Ptolémée redécouvert

Vers 1406 est traduit en latin – langue des Européens lettrés – un ouvrage capital, la Géographie de Ptolémée, que l’astronome et géographe grec avait écrit au IIe siècle apr. J C et qui, par sa large diffusion dans la seconde moitié du XVe siècle (plusieurs éditions sont imprimées à Vicence, Bologne, Rome, Ulm), provoque une véritable révolution des connaissances. Ce traité, qui part du principe de la sphéricité de la Terre, explique comment construire des cartes par des méthodes de projection et présente un atlas de vingt sept cartes, dont une mappemonde; il donne le dessin précis des littoraux connus, et des coordonnées pratiques pour les navigateurs.

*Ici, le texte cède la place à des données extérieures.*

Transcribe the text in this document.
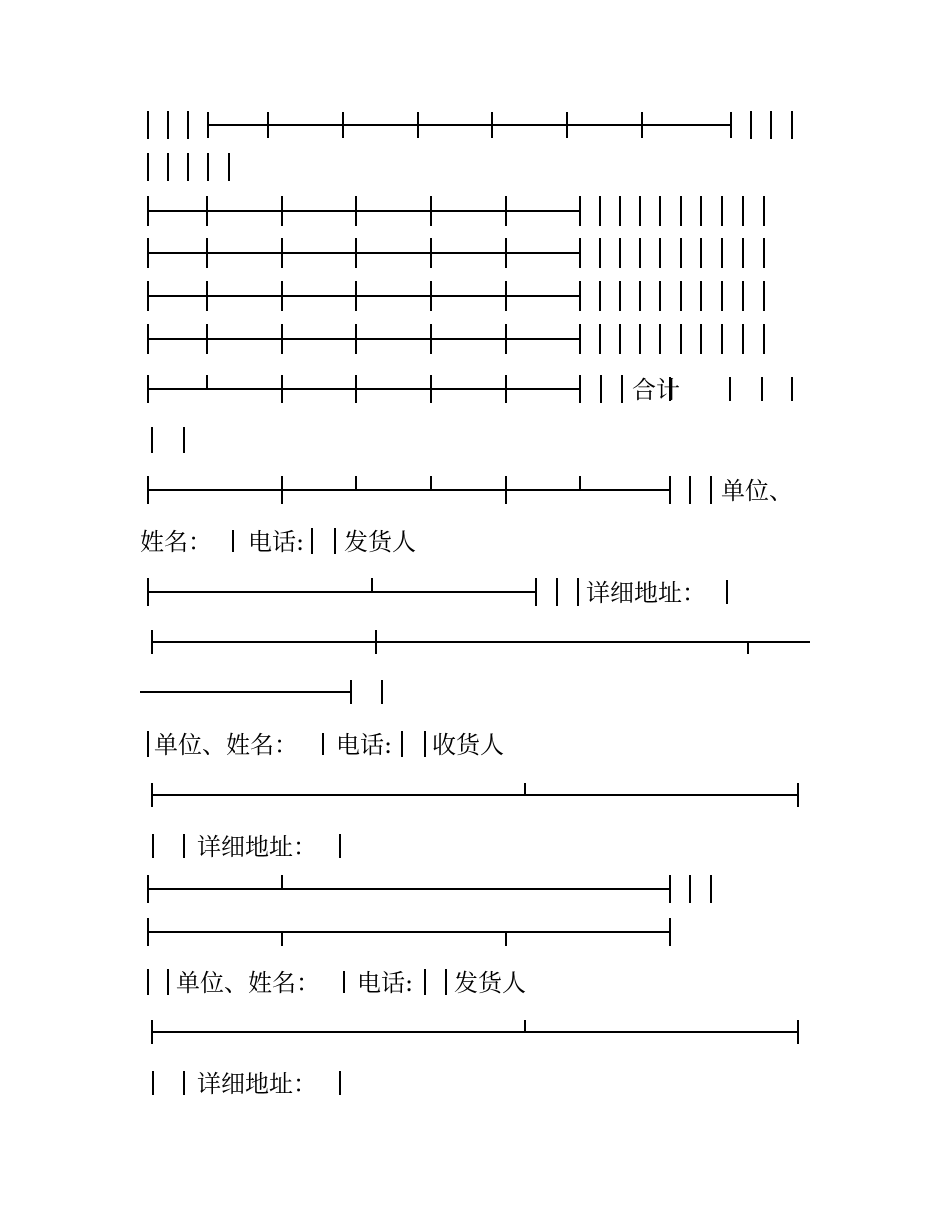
合计
单位、
姓名： 电话: 发货人
详细地址：
单位、姓名： 电话: 收货人
详细地址：
单位、姓名： 电话: 发货人
详细地址：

Cependant, Ptolémée ayant reproduit une ancienne erreur de calcul concernant la circonférence de la Terre (réduite d’environ 10 000 km), les Européens de la fin du XVe siècle, qui admettent qu’un même océan enveloppe l’Europe, l’Asie et l’Afrique, en concluent que l’Asie s’étend très loin à l’est et situent le Japon (appelé Cipango à l’époque) à l’endroit où se trouve en fait la Californie: d’où l’idée qu’en naviguant droit vers l’ouest on devait rencontrer assez rapidement les côtes extrême orientales de l’Asie.

Des progrès techniques

Chronologie (vers 1300) Parallèlement à la redécouverte des connaissances de l’Antiquité, l’art de la navigation et la construction navale font de grands progrès. Depuis longtemps utilisée en Orient, l’aiguille aimantée indiquant le pôle magnétique est introduite en Europe par les Arabes. Vers l’an 1300, les Italiens en perfectionnent le dispositif et mettent au point la boussole, instrument pratique et précis qui autorise la navigation en haute mer. Au XVe siècle, l’astrolabe portugais est l’adaptation d’un ancien appareil servant à mesurer l’angle formé par un objet céleste relativement à l’horizontale. Il suffit de pointer l’aiguille de l’astrolabe vers l’étoile Polaire pour lire sa hauteur en degrés, et ensuite, grâce à une série de tables astronomiques, de calculer précisément la position en latitude, selon l’heure et le jour, de l’observateur placé sur un bateau qui se trouve dans des eaux inconnues – plus tard on apprendra à faire ces calculs en prenant comme repère le Soleil. Enfin la mise au point du gouvernail d’étambot, qui pivote sur des charnières fixes à la poupe du navire, rend la navigation plus sûre et plus performante.

La caravelle

Mais tous ces instruments n’auraient pas suffi à braver l’océan si l’on n’avait complètement renouvelé la conception des navires. En effet, les galères, manœuvrées à la rame, sont effilées et rapides, mais trop basses sur l’eau (elles en dépassaient le niveau d’à peine 150 m) pour affronter les lames de l’Atlantique. Les nefs, malgré de plus hauts bords, sont lourdes et lentes à cause de leur mât unique et de leur seule voile. C’est alors qu’au Portugal des constructeurs mettent au point un type de bateau qui va révolutionner la navigation hauturière et qui sera adopté par tous les grands explorateurs: la caravelle. Celle-ci allie deux éléments traditionnels: le gréement carré du nord de l’Europe, idoine pour de longs parcours par vent arrière, et la voile triangulaire du gréement latin, conçue par les Arabes pour tirer des bords, quelle que soit la direction du vent. Nef allégée, pourvue de trois mâts et de cinq voiles, longue de 30 m au plus, très maniable, elle file plus de 5 nœuds (10 km/h) et peut, grâce à son bordé très haut, naviguer en plein océan. Elle présente néanmoins des inconvénients: il faut un équipage de près de 25 hommes pour manœuvrer les immenses vergues qui portent les voiles; en outre, ses ponts découverts ne protègent ni les équipages ni les provisions. Après un demi siècle d’utilisation, les caravelles seront remplacées par des navires plus grands et plus spacieux, mieux adaptés à de longues traversées.

Le réveil démographique de l’Europe Jusqu’au début du XVe siècle, l’Europe est ravagée par les guerres, les grandes épidémies, les famines. La peste noire notamment, qui culmine en 1348, décime la population, des pays méditerranéens au nord du continent (on estime qu’un tiers, au moins, des Européens sont alors anéantis). Le fléau interrompt et désorganise toutes les activités. Cependant, à partir du milieu du XVe siècle, la population de l’Europe augmente.